The affairs of Pennsylvania fell into some confusion during Penn's long absence. Even in the peaceable sect of Quakers there were ambitious, bustling, and selfish men; and Penn was not satisfied with the conduct either of the representative Assembly, or of those to whom he had delegated his own powers. He changed the latter two or three times, without effecting the restoration of harmony; and these troubles gave a pretext for depriving him of his powers as governor, in 1693. The real cause was probably the suspicion entertained of his treasonable correspondence with James II. But he was reinstated in August, 1694, by a royal order, in which it was complimentarily expressed that the disorders complained of were produced entirely by his absence. Anxious as he was to return, he did not find an opportunity till 1699; the interval was chiefly employed in religious travel through England and Ireland, and in the labor of controversial writing, from which he seldom had a long respite. His course as a philanthropist on his return to America is honorably marked by an endeavor to ameliorate the condition of Negro slaves. The society of Quakers in Pennsylvania had already come to a resolution, that the buying, selling, and holding men in slavery was inconsistent with the tenets of the Christian religion; and following up this honorable declaration, Penn had no difficulty in obtaining for the negroes free admission into the regular meetings for religious worship, and in procuring that other meetings should be holden for their particular benefit. The Quakers, therefore, merit our respect as the earliest, as well as some of the most zealous, emancipators.

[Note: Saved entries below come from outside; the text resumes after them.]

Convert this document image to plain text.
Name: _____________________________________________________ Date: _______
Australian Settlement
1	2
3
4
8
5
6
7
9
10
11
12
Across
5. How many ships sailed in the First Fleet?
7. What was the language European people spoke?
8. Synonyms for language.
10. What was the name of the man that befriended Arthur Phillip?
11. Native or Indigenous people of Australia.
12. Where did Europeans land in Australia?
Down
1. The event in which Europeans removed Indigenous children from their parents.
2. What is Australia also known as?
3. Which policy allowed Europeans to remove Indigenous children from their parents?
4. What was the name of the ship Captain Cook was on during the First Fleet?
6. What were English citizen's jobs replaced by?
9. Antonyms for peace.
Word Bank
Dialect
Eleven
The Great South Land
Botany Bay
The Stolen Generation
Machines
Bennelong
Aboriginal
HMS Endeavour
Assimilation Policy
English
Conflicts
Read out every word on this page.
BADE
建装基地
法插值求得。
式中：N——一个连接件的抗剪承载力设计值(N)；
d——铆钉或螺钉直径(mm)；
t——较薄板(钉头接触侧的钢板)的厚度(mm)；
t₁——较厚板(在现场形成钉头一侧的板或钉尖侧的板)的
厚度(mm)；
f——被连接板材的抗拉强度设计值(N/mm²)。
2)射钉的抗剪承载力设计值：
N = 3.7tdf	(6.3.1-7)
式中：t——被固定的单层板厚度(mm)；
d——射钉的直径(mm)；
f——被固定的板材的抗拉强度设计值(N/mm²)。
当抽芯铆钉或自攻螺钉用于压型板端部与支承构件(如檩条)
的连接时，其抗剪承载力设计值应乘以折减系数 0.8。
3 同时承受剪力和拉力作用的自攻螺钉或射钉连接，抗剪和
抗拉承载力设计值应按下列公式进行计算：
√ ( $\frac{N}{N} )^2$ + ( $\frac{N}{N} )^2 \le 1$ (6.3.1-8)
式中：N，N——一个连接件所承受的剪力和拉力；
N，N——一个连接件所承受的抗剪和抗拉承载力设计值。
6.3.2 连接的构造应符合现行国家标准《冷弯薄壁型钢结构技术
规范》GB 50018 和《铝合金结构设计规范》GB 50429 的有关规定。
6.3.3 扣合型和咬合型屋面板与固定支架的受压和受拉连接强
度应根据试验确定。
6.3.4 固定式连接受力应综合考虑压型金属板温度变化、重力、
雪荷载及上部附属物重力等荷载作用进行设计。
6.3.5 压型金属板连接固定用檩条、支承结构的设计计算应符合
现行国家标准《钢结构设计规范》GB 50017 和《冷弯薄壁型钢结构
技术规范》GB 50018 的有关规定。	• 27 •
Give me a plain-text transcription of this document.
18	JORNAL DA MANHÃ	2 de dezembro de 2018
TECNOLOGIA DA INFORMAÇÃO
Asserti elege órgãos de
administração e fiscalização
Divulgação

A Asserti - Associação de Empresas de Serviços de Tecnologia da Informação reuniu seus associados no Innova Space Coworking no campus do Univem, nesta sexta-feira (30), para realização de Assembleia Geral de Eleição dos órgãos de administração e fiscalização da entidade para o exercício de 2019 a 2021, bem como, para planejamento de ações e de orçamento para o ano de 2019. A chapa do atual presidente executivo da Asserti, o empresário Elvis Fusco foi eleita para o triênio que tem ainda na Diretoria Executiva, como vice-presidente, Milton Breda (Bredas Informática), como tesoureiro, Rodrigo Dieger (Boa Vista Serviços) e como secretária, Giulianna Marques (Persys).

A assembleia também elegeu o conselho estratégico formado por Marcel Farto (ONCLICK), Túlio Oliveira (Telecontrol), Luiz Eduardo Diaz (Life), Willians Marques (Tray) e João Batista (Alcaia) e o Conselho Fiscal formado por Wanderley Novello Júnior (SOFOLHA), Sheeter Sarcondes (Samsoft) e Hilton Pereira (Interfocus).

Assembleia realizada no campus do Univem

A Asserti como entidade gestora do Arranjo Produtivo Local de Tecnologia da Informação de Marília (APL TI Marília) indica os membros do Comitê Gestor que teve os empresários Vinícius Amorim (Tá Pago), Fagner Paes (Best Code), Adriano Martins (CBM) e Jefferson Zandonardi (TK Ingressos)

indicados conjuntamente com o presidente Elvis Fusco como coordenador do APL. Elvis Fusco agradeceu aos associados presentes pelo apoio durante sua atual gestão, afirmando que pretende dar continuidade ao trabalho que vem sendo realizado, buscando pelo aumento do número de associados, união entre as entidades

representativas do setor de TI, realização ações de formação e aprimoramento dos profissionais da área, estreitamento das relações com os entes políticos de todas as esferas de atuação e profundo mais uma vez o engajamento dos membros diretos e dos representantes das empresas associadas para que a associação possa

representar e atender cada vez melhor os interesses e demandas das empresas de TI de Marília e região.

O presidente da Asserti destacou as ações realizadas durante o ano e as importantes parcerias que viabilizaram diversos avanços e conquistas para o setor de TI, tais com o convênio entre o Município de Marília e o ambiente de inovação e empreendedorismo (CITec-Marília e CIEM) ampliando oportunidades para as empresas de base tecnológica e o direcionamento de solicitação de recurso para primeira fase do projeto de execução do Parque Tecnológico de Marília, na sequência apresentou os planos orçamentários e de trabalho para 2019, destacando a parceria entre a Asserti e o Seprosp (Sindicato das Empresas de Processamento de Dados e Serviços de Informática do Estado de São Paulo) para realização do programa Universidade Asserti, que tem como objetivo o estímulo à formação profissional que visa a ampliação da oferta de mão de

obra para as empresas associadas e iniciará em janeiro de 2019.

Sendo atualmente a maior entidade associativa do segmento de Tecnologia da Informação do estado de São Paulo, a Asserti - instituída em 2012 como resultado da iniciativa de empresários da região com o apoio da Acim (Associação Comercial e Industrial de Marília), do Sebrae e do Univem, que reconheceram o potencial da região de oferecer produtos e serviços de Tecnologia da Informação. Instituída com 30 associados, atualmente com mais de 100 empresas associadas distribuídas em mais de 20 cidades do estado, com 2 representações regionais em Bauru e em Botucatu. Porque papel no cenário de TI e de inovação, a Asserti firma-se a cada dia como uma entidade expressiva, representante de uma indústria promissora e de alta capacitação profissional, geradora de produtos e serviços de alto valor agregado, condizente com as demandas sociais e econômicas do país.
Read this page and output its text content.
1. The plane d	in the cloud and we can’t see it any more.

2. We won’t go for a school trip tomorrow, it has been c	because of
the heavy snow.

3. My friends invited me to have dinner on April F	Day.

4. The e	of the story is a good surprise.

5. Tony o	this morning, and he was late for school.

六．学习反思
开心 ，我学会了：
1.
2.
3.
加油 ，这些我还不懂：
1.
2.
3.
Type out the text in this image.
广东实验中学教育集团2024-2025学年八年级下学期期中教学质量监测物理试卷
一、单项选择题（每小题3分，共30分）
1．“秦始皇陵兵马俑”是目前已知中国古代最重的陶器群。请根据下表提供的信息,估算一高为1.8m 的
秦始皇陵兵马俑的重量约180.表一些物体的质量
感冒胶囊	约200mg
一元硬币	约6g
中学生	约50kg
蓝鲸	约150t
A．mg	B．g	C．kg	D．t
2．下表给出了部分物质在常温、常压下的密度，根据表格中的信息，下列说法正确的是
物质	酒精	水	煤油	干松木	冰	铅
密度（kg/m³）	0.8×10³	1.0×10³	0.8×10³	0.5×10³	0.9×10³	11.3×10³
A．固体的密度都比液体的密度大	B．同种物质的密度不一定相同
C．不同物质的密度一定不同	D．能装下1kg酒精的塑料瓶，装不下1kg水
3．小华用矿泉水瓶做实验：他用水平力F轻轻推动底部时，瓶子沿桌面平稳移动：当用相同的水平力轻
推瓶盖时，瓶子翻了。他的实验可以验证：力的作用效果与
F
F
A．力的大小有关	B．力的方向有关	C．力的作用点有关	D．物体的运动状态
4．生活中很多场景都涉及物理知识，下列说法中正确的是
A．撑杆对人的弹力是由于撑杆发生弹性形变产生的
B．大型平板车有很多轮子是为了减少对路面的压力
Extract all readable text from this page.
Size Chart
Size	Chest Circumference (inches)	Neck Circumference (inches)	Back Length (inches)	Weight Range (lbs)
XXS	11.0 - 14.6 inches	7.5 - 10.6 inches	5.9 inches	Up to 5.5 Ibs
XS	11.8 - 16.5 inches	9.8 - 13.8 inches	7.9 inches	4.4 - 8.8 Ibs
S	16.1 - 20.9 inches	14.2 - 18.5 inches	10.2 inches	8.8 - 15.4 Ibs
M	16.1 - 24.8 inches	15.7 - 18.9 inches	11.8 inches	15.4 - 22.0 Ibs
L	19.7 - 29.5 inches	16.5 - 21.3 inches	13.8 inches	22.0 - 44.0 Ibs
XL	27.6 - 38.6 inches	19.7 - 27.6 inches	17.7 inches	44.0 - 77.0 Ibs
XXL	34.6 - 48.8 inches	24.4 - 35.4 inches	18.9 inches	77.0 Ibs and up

The governor returned to England in 1701, to oppose a scheme agitated in Parliament for abolishing the proprietary governments and placing the colonies immediately under royal control; the bill, however, was dropped before he arrived. He enjoyed Anne's favor, as he had that of her father and uncle, and resided much in the neighborhood of the court, at Kensington and Knightsbridge. In his religious labors he continued constant, as heretofore. He was much harassed by a lawsuit, the result of too much confidence in a dishonest steward; which being decided against him, he was obliged for a time to reside within the Rules of the Fleet Prison. This, and the expenses in which he had been involved by Pennsylvania, reduced him to distress, and in 1709 he mortgaged the province for L6,600. In 1712 he agreed to sell his rights to the government for L12,000, but was rendered unable to complete the transaction by three apoplectic fits, which followed each other in quick succession. He survived, however, in a tranquil and happy state, though with his bodily and mental vigor much broken, until July 30, 1718, on which day he died at his seat at Rushcomb, in Berkshire, where he had resided for some years.

His first wife died in 1693. He married a second time in 1696; and left a family of children by both wives, to whom he bequeathed his landed property in Europe and America. His rights of government he left in trust to the Earls of Oxford and Powlett, to be disposed of; but no sale being ever made, the government, with the title of Proprietaries, devolved on the surviving sons of the second family.